Ada gelagat pemindahan ibu kota menjadi agenda terselubung pemerintah guna menghapuskan dosa-dosa yang telah dilakukan oleh beberapa korporasi yang wilayah konsesinya masuk ke dalam area IKN.
Menurut investigasi JATAM Nasional dan sejumlah lembaga pemerhati lingkungan lain, di kawasan IKN terdapat 162 konsesi tambang, perkebunan sawit, kehutanan, serta PLTU dengan total luas lebih dari 180.000 ha.
Pemerintah sempat menyatakan bahwa lahan itu milik negara dan bisa diambil kapan saja. Namun, apakah mereka mau begitu saja angkat kaki? Lantas, apa kompensasi yang akan didapatkan korporasi pemegang izin lahan di sana?
Penelusuran dalam laporan itu menemukan nama-nama yang berpotensi menjadi penerima manfaat atas proyek tersebut, yaitu para politisi nasional dan lokal, beserta keluarganya yang memiliki konsesi industri ekstraktif.
Alih-alih kepada warga, kemungkinan adanya transaksi akan terjadi dengan pemilik konsesi. Korporasi penguasa lahan akan diuntungkan dan menjadi target transaksi negosiasi pemerintah, termasuk dalam hal pemutihan lubang-lubang bekas tambang yang seharusnya sudah direklamasi.
Tugas guna mereklamasi lubang bekas tambang yang seharusnya dilakukan korporasi, selanjutnya bakal diambil alih pemerintah. Jadi, untuk siapa sebenarnya pembangunan ibu kota negara baru yang perencanaannya serbakilat itu?
Dampak bagi Warga Lokal
Adanya potensi tukar guling, selain rentan korupsi, juga menempatkan masyarakat adat dalam posisi rentan. Masyarakat adat yang berisiko terdampak tidak hanya yang bermukim di kawasan IKN, tetapi juga di wilayah-wilayah lain yang lahannya menjadi target tukar guling lahan konsesi proyek IKN.
Terlebih lagi, UU IKN yang telah disahkan tidak memuat klausul proteksi pada komunitas adat.

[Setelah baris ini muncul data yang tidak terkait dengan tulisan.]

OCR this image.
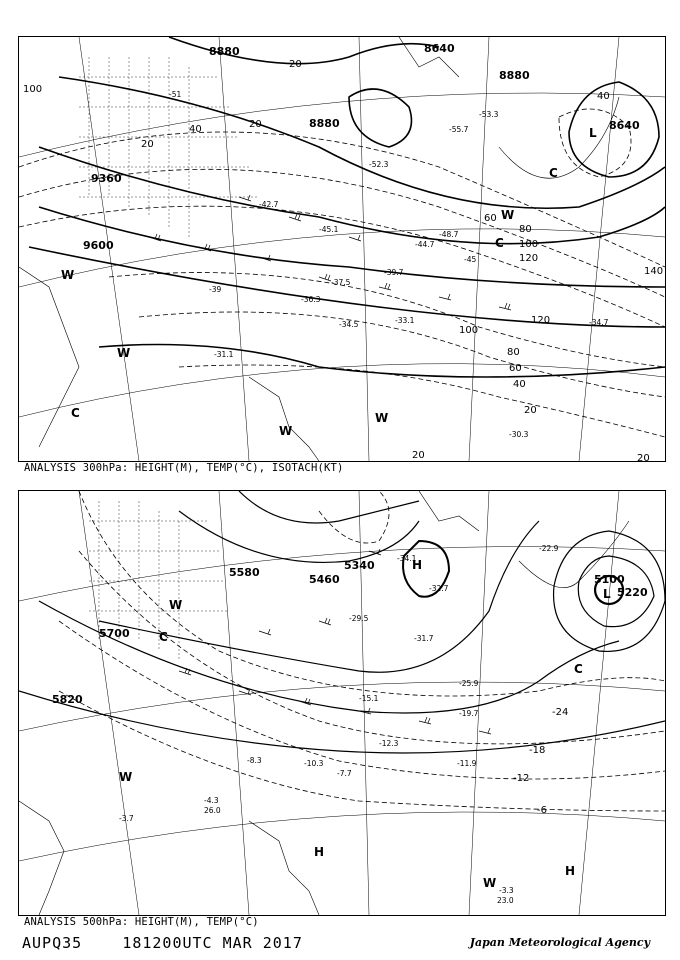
8880	8640
8880
8640
8880
9360
9600
20
40	20
20
40
60
80
100
120
120
140
100
80
60
40
20
20	20
100
L
W
W
C
C
C
W
W
W
-30.3
-51
-52.3
-55.7
-53.3
-45
-48.7
-39.7
-45.1
-44.7
-34.7
-34.5	-33.1
-36.3
-37.5
-31.1
-39
-42.7
ANALYSIS 300hPa: HEIGHT(M), TEMP(°C), ISOTACH(KT)
5100
5220
5340
5460
5580
5700
5820
-24
-18
-12
-6
L
H
H
H
W
C
C
W
W
-34.1
-32.7
-31.7
-29.5
-22.9
-25.9
-19.7
-15.1
-12.3
-11.9
-10.3
-8.3
-7.7
-4.3
-3.7
-3.3
23.0
26.0
ANALYSIS 500hPa: HEIGHT(M), TEMP(°C)
AUPQ35	181200UTC MAR 2017	Japan Meteorological Agency
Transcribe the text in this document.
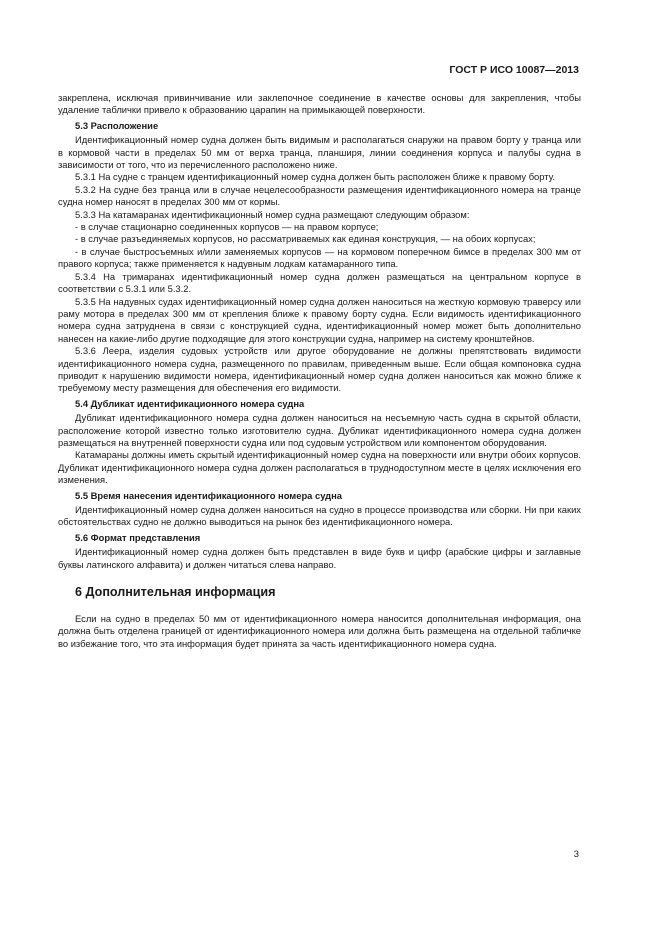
ГОСТ Р ИСО 10087—2013

закреплена, исключая привинчивание или заклепочное соединение в качестве основы для закрепления, чтобы удаление таблички привело к образованию царапин на примыкающей поверхности.

5.3 Расположение

Идентификационный номер судна должен быть видимым и располагаться снаружи на правом борту у транца или в кормовой части в пределах 50 мм от верха транца, планширя, линии соединения корпуса и палубы судна в зависимости от того, что из перечисленного расположено ниже.

5.3.1 На судне с транцем идентификационный номер судна должен быть расположен ближе к правому борту.

5.3.2 На судне без транца или в случае нецелесообразности размещения идентификационного номера на транце судна номер наносят в пределах 300 мм от кормы.

5.3.3 На катамаранах идентификационный номер судна размещают следующим образом:

- в случае стационарно соединенных корпусов — на правом корпусе;

- в случае разъединяемых корпусов, но рассматриваемых как единая конструкция, — на обоих корпусах;

- в случае быстросъемных и/или заменяемых корпусов — на кормовом поперечном бимсе в пределах 300 мм от правого корпуса; также применяется к надувным лодкам катамаранного типа.

5.3.4 На тримаранах идентификационный номер судна должен размещаться на центральном корпусе в соответствии с 5.3.1 или 5.3.2.

5.3.5 На надувных судах идентификационный номер судна должен наноситься на жесткую кормовую траверсу или раму мотора в пределах 300 мм от крепления ближе к правому борту судна. Если видимость идентификационного номера судна затруднена в связи с конструкцией судна, идентификационный номер может быть дополнительно нанесен на какие-либо другие подходящие для этого конструкции судна, например на систему кронштейнов.

5.3.6 Леера, изделия судовых устройств или другое оборудование не должны препятствовать видимости идентификационного номера судна, размещенного по правилам, приведенным выше. Если общая компоновка судна приводит к нарушению видимости номера, идентификационный номер судна должен наноситься как можно ближе к требуемому месту размещения для обеспечения его видимости.

5.4 Дубликат идентификационного номера судна

Дубликат идентификационного номера судна должен наноситься на несъемную часть судна в скрытой области, расположение которой известно только изготовителю судна. Дубликат идентификационного номера судна должен размещаться на внутренней поверхности судна или под судовым устройством или компонентом оборудования.

Катамараны должны иметь скрытый идентификационный номер судна на поверхности или внутри обоих корпусов. Дубликат идентификационного номера судна должен располагаться в труднодоступном месте в целях исключения его изменения.

5.5 Время нанесения идентификационного номера судна

Идентификационный номер судна должен наноситься на судно в процессе производства или сборки. Ни при каких обстоятельствах судно не должно выводиться на рынок без идентификационного номера.

5.6 Формат представления

Идентификационный номер судна должен быть представлен в виде букв и цифр (арабские цифры и заглавные буквы латинского алфавита) и должен читаться слева направо.

6 Дополнительная информация

Если на судно в пределах 50 мм от идентификационного номера наносится дополнительная информация, она должна быть отделена границей от идентификационного номера или должна быть размещена на отдельной табличке во избежание того, что эта информация будет принята за часть идентификационного номера судна.

3
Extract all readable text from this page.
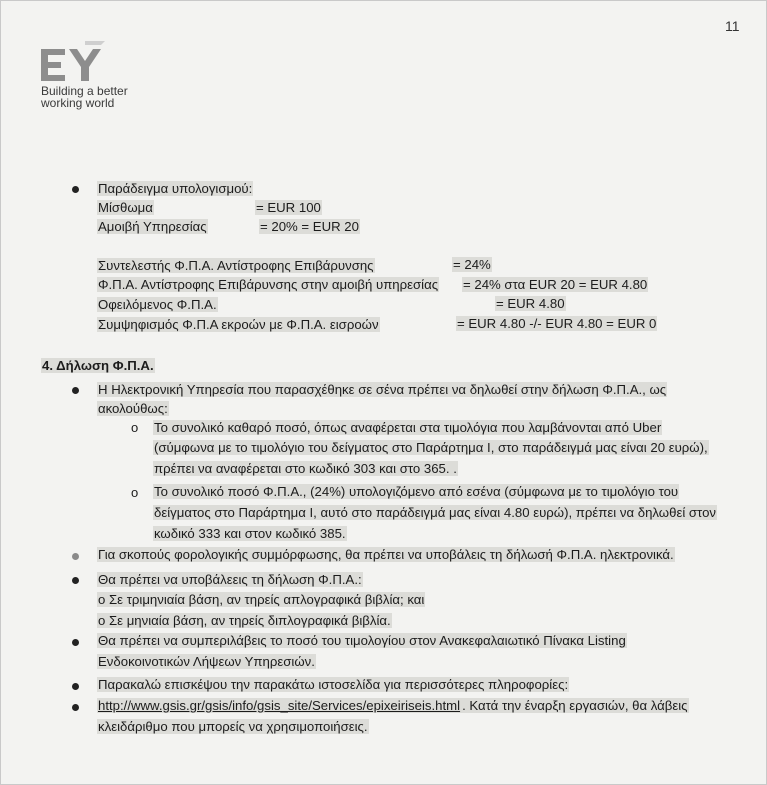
11
Building a better
working world
Παράδειγμα υπολογισμού:
Μίσθωμα	= EUR 100
Αμοιβή Υπηρεσίας	= 20% = EUR 20
Συντελεστής Φ.Π.Α. Αντίστροφης Επιβάρυνσης	= 24%
Φ.Π.Α. Αντίστροφης Επιβάρυνσης στην αμοιβή υπηρεσίας = 24% στα EUR 20 = EUR 4.80
Οφειλόμενος Φ.Π.Α.	= EUR 4.80
Συμψηφισμός Φ.Π.Α εκροών με Φ.Π.Α. εισροών	= EUR 4.80 -/- EUR 4.80 = EUR 0
4. Δήλωση Φ.Π.Α.
Η Ηλεκτρονική Υπηρεσία που παρασχέθηκε σε σένα πρέπει να δηλωθεί στην δήλωση Φ.Π.Α., ως
ακολούθως:
o Το συνολικό καθαρό ποσό, όπως αναφέρεται στα τιμολόγια που λαμβάνονται από Uber
(σύμφωνα με το τιμολόγιο του δείγματος στο Παράρτημα Ι, στο παράδειγμά μας είναι 20 ευρώ),
πρέπει να αναφέρεται στο κωδικό 303 και στο 365. .
o Το συνολικό ποσό Φ.Π.Α., (24%) υπολογιζόμενο από εσένα (σύμφωνα με το τιμολόγιο του
δείγματος στο Παράρτημα Ι, αυτό στο παράδειγμά μας είναι 4.80 ευρώ), πρέπει να δηλωθεί στον
κωδικό 333 και στον κωδικό 385.
Για σκοπούς φορολογικής συμμόρφωσης, θα πρέπει να υποβάλεις τη δήλωσή Φ.Π.Α. ηλεκτρονικά.
Θα πρέπει να υποβάλεεις τη δήλωση Φ.Π.Α.:
ο Σε τριμηνιαία βάση, αν τηρείς απλογραφικά βιβλία; και
ο Σε μηνιαία βάση, αν τηρείς διπλογραφικά βιβλία.
Θα πρέπει να συμπεριλάβεις το ποσό του τιμολογίου στον Ανακεφαλαιωτικό Πίνακα Listing
Ενδοκοινοτικών Λήψεων Υπηρεσιών.
Παρακαλώ επισκέψου την παρακάτω ιστοσελίδα για περισσότερες πληροφορίες:
http://www.gsis.gr/gsis/info/gsis_site/Services/epixeiriseis.html . Κατά την έναρξη εργασιών, θα λάβεις
κλειδάριθμο που μπορείς να χρησιμοποιήσεις.
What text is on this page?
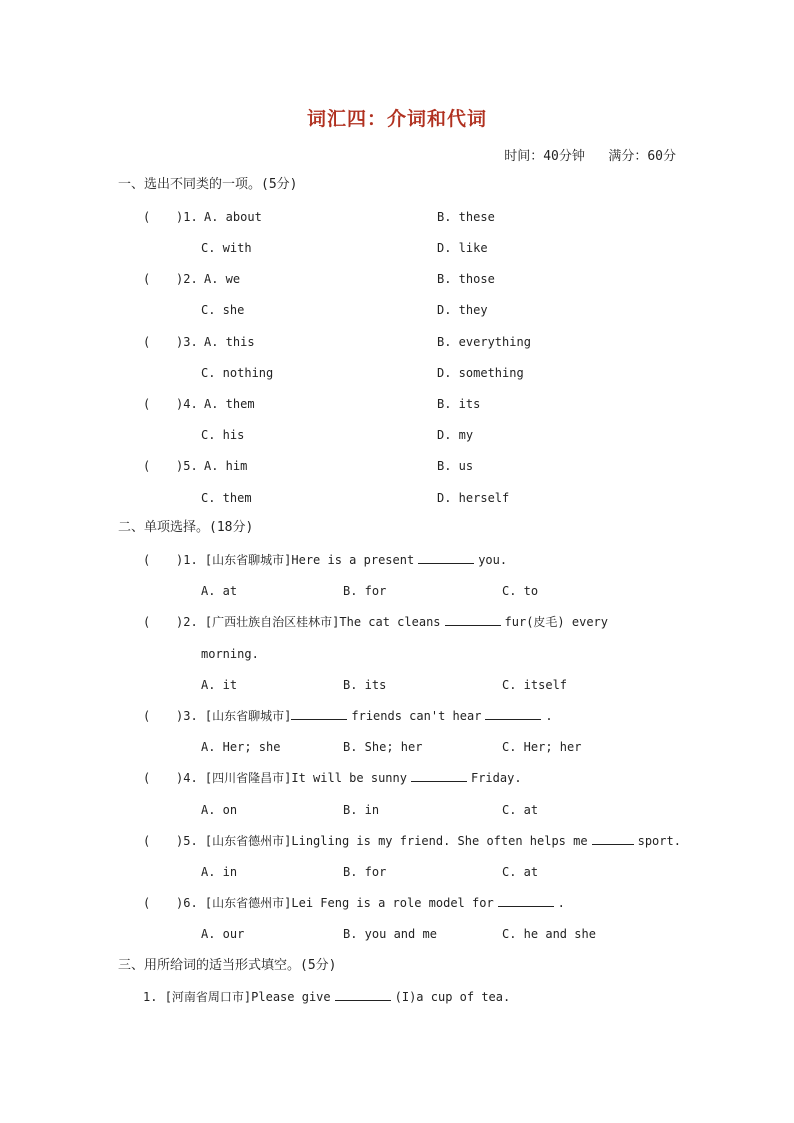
词汇四：介词和代词
时间：40分钟   满分：60分
一、选出不同类的一项。(5分)
( )1. A. about	B. these
C. with	D. like
( )2. A. we	B. those
C. she	D. they
( )3. A. this	B. everything
C. nothing	D. something
( )4. A. them	B. its
C. his	D. my
( )5. A. him	B. us
C. them	D. herself
二、单项选择。(18分)
( )1. [山东省聊城市]Here is a present	you.
A. at	B. for	C. to
( )2. [广西壮族自治区桂林市]The cat cleans	fur(皮毛) every
morning.
A. it	B. its	C. itself
( )3. [山东省聊城市]	friends can't hear	.
A. Her; she	B. She; her	C. Her; her
( )4. [四川省隆昌市]It will be sunny	Friday.
A. on	B. in	C. at
( )5. [山东省德州市]Lingling is my friend. She often helps me	sport.
A. in	B. for	C. at
( )6. [山东省德州市]Lei Feng is a role model for	.
A. our	B. you and me	C. he and she
三、用所给词的适当形式填空。(5分)
1. [河南省周口市]Please give	(I)a cup of tea.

Padahal, sedikitnya ada 20.000 warga adat yang terdiri dari 19 kelompok di Penajam Paser Utara dan dua kelompok di Kutai Kartanegara bakal mejadi korban megaproyek IKN.
Alih-alih mengangkat hajat hidup entitas adat, UU IKN justru bisa menjadi alat legitimasi perampasan wilayah karena tidak memuat klausul perlindungan masyarakat adat yang terdampak kelak.
Data Bappenas RI memprediksi, sedikitnya ada 1,5 juta orang akan dipaksa migrasi secara bertahap ke IKN di Kaltim untuk menunjang peradaban ibu kota baru. Sehingga, situasi itu akan kian mengasingkan masyarakat adat.
Akibatnya, saat masyarakat adat kehilangan tanah, mereka juga akan kehilangan pekerjaan tradisional mereka. Lambat laun, mereka hanya akan menjadi pengungsi, bahkan jadi budak di tanahnya sendiri.